Unnamed: 0,PostCode,Borough,Neighborhood
0,M1A,Not assigned,Not assigned
1,M2A,Not assigned,Not assigned
2,M3A,North York,Parkwoods
3,M4A,North York,Victoria Village
4,M5A,Downtown Toronto,Harbourfront


### Obtain dataframe that has assigned borough; ignore a borough that is Not assigned; if a neighborhood is not assigned but its borough is assigned, use the borough as the value for neighborhood.

In [60]:
# Ignore not assigned borough
df1 = df[df['Borough'] != ' Not assigned']
df1.reset_index(inplace = True, drop = True)
df1

# Assign borough value to neighborhood if the neighborhood is not assigned.
position = 0
neigh_list = []
for i,j in zip(df1['Borough'], df1['Neighborhood']):
    if j == ' Not assigned':
        neigh_list.append(i)
    else:
        neigh_list.append(j)

post_list = df1['PostCode'].tolist()
br_list = df1['Borough'].tolist()

df1 = pd.DataFrame([post_list, br_list, neigh_list]).T
df1.columns = ['PostCode', 'Borough', 'Neighborhood']
df1.head()


Unnamed: 0,PostCode,Borough,Neighborhood
0,M3A,North York,Parkwoods
1,M4A,North York,Victoria Village
2,M5A,Downtown Toronto,Harbourfront
3,M6A,North York,Lawrence Heights
4,M6A,North York,Lawrence Manor


### The following block is to facilitate data grouping for later sections.

In [61]:
borough_list =[] 
Neighborhood_list = []

for item in df1['Borough']:
    item_new = str(item)[1:] + ':'
    borough_list.append(item_new)

for item in df1['Neighborhood']:
    item_new = str(item)[1:] + ':'
    Neighborhood_list.append(item_new)
    
PostCode_list = df1['PostCode'].tolist()

df2 = pd.DataFrame([PostCode_list, borough_list, Neighborhood_list]).T
df2.columns = ['PostCode', 'Borough', 'Neighborhood']

df2.head()


Unnamed: 0,PostCode,Borough,Neighborhood
0,M3A,North York:,Parkwoods:
1,M4A,North York:,Victoria Village:
2,M5A,Downtown Toronto:,Harbourfront:
3,M6A,North York:,Lawrence Heights:
4,M6A,North York:,Lawrence Manor:


### Group dataframe by PostCode and combine neighborhood values.

In [62]:
new_df = df2.groupby('PostCode').sum()

borough_list=[]
Neighborhood_list = []
PostCode_list = new_df.index.tolist()

for item in new_df['Borough']:
    item_new = np.unique(np.array(str(item).split(':')))[1]
    borough_list.append(item_new)

for item in new_df['Neighborhood']:
    item_new = str(np.array(str(item).split(':'))[:-1].tolist())[1:][:-1].replace("'","")
    Neighborhood_list.append(item_new)

df3 = pd.DataFrame([PostCode_list, borough_list, Neighborhood_list]).T
df3.columns = ['PostCode', 'Borough', 'Neighborhood']
df3    

Unnamed: 0,PostCode,Borough,Neighborhood
0,M1B,Scarborough,"Rouge, Malvern"
1,M1C,Scarborough,"Highland Creek, Rouge Hill, Port Union"
2,M1E,Scarborough,"Guildwood, Morningside, West Hill"
3,M1G,Scarborough,Woburn
4,M1H,Scarborough,Cedarbrae
...,...,...,...
98,M9N,York,Weston
99,M9P,Etobicoke,Westmount
100,M9R,Etobicoke,"Kingsview Village, Martin Grove Gardens, Richv..."
101,M9V,Etobicoke,"Albion Gardens, Beaumond Heights, Humbergate, ..."

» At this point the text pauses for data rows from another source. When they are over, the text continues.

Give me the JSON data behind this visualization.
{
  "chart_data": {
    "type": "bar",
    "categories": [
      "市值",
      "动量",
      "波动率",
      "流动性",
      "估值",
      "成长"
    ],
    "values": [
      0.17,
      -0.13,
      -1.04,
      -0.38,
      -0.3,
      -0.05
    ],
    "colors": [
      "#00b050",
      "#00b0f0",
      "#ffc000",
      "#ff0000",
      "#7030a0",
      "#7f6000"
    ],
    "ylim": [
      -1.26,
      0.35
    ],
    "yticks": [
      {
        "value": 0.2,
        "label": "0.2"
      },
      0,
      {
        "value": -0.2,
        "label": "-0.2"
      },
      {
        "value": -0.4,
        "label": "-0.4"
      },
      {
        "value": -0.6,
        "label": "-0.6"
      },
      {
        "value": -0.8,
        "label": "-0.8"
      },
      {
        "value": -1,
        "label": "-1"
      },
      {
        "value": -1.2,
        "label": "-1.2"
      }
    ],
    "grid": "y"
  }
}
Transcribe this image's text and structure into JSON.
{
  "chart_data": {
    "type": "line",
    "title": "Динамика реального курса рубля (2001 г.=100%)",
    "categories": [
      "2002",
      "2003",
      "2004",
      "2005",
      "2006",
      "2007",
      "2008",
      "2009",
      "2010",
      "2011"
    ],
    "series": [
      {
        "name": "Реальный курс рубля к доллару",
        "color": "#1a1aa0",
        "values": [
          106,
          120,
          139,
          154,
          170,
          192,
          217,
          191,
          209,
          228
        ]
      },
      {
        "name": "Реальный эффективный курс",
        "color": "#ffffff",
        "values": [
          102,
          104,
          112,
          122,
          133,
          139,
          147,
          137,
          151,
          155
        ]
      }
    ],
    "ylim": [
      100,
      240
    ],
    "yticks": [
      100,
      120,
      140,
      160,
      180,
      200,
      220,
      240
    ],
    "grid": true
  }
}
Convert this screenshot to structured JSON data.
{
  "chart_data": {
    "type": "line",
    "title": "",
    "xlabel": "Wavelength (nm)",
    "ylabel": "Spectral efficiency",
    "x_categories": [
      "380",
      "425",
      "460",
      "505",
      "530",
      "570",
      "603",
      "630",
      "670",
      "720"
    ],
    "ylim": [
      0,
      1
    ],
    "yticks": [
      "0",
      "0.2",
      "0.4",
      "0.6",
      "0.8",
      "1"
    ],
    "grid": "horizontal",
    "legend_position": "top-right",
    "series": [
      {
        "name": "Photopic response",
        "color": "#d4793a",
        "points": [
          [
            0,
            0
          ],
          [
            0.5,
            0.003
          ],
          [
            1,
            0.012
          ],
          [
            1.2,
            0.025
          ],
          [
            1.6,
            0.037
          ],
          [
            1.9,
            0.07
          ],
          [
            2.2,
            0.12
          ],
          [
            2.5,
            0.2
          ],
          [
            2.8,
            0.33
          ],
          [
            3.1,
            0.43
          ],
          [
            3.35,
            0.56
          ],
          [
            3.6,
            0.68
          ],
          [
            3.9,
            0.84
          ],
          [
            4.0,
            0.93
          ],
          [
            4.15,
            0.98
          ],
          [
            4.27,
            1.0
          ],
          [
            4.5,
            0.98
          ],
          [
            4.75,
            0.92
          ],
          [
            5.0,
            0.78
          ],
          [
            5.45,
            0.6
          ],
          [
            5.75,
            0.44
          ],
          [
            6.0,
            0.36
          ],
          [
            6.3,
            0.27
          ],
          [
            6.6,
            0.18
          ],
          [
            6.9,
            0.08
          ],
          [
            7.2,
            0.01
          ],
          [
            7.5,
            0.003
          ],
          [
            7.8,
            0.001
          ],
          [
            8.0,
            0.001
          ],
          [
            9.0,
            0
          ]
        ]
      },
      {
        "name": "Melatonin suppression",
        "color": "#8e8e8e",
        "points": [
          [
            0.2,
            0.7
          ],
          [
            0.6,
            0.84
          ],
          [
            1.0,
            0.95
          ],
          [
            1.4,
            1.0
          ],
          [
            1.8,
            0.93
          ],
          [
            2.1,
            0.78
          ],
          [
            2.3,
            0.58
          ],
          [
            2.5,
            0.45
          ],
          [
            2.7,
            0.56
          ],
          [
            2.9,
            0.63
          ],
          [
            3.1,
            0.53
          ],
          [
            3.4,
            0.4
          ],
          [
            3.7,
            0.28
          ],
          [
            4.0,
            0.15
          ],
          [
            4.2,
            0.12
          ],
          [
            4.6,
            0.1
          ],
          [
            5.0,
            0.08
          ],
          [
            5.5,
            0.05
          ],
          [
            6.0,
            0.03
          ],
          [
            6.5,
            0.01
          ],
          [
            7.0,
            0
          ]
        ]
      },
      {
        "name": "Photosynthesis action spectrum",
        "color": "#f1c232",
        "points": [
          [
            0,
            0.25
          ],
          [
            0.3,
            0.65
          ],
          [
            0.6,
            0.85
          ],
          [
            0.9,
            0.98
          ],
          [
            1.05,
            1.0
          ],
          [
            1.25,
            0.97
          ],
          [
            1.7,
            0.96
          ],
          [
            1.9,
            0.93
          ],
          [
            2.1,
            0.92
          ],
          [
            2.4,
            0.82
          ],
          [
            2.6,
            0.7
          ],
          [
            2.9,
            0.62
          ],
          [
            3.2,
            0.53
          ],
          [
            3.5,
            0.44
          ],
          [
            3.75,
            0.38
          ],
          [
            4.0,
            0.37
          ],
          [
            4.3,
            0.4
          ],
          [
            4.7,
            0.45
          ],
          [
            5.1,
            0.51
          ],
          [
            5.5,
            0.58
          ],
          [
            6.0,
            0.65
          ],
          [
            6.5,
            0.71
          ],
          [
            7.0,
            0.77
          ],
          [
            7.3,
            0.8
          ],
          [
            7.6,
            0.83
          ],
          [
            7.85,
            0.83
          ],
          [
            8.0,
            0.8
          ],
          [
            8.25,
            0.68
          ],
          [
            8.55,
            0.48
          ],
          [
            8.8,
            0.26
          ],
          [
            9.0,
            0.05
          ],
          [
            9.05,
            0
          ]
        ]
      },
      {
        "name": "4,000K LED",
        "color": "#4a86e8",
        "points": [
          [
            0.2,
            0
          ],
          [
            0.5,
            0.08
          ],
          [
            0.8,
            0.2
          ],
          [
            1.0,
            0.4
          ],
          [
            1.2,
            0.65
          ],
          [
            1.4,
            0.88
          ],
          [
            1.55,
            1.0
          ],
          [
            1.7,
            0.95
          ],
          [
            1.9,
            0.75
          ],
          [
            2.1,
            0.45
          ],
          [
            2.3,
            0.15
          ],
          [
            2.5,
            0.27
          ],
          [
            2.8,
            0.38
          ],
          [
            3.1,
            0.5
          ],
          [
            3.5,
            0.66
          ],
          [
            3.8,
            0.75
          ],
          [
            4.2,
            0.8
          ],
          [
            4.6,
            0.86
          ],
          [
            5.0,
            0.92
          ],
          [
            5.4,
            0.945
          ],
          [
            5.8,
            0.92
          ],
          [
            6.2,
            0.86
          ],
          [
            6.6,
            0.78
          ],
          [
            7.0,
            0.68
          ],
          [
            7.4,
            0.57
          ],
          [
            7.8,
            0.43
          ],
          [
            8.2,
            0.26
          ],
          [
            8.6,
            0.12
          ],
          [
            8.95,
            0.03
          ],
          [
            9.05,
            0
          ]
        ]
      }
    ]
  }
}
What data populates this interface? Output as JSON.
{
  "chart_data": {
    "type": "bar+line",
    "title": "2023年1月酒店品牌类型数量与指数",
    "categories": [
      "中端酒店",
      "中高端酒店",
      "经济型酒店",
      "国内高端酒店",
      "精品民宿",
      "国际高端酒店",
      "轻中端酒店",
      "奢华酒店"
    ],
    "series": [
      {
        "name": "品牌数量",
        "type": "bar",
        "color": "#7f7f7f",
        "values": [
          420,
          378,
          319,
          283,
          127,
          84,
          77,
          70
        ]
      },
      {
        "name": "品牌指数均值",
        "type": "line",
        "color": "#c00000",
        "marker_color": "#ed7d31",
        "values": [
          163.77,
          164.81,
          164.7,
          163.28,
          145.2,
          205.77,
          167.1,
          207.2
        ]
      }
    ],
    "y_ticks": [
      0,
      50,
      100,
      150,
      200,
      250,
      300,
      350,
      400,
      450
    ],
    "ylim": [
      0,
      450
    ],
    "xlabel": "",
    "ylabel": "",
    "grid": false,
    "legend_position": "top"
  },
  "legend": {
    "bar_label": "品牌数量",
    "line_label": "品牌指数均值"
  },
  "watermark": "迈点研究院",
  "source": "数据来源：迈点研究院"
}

### Use .shape method to print the number of rows in the dataframe

In [63]:
print(df3.shape)
print( 'There are %d rows in the dataframe' %(df3.shape[0]))

(103, 3)
There are 103 rows in the dataframe


# Section 2
## Download coordinate data of Postal Code

In [64]:
df_co = pd.read_csv('https://cocl.us/Geospatial_data')
df_co.head()

Unnamed: 0,Postal Code,Latitude,Longitude
0,M1B,43.806686,-79.194353
1,M1C,43.784535,-79.160497
2,M1E,43.763573,-79.188711
3,M1G,43.770992,-79.216917
4,M1H,43.773136,-79.239476


### Add latitude and longitude to the table.

In [68]:
lat_list = []
long_list = []

for PostCode_target in df3['PostCode']:
    for PostCode, Latitude, Longitude in zip (df_co['Postal Code'],
                                                 df_co['Latitude'],
                                               df_co['Longitude']):
        if PostCode_target == PostCode:
            lat_list.append(Latitude)
            long_list.append(Longitude)

Final_df = pd.DataFrame([df3['PostCode'].tolist(), 
                         df3['Borough'].tolist(), 
                         df3['Neighborhood'].tolist(),
                         lat_list,
                         long_list]).T
Final_df.columns = ['PostCode','Borough','Neighborhood', 'Latitude', 'Longitude']
Final_df

Unnamed: 0,PostCode,Borough,Neighborhood,Latitude,Longitude
0,M1B,Scarborough,"Rouge, Malvern",43.8067,-79.1944
1,M1C,Scarborough,"Highland Creek, Rouge Hill, Port Union",43.7845,-79.1605
2,M1E,Scarborough,"Guildwood, Morningside, West Hill",43.7636,-79.1887
3,M1G,Scarborough,Woburn,43.771,-79.2169
4,M1H,Scarborough,Cedarbrae,43.7731,-79.2395
...,...,...,...,...,...
98,M9N,York,Weston,43.7069,-79.5182
99,M9P,Etobicoke,Westmount,43.6963,-79.5322
100,M9R,Etobicoke,"Kingsview Village, Martin Grove Gardens, Richv...",43.6889,-79.5547
101,M9V,Etobicoke,"Albion Gardens, Beaumond Heights, Humbergate, ...",43.7394,-79.5884


# Section 3

### Import libraries

In [79]:
import requests # library to handle requests

import matplotlib.cm as cm
import matplotlib.colors as colors

from sklearn.cluster import KMeans

import folium # map rendering library

print('Libraries imported.')

Libraries imported.


### Extract latitude and longitude values for downtown Toronto

In [85]:
# Extract latitude and longitude of downtown Toronto
lat = Final_df[Final_df['Borough']=='Downtown Toronto'].iloc[0].Latitude
long = Final_df[Final_df['Borough']=='Downtown Toronto'].iloc[0].Longitude

print('The geograpical coordinate of downtown Toronto City are {}, {}.'.format(lat, long))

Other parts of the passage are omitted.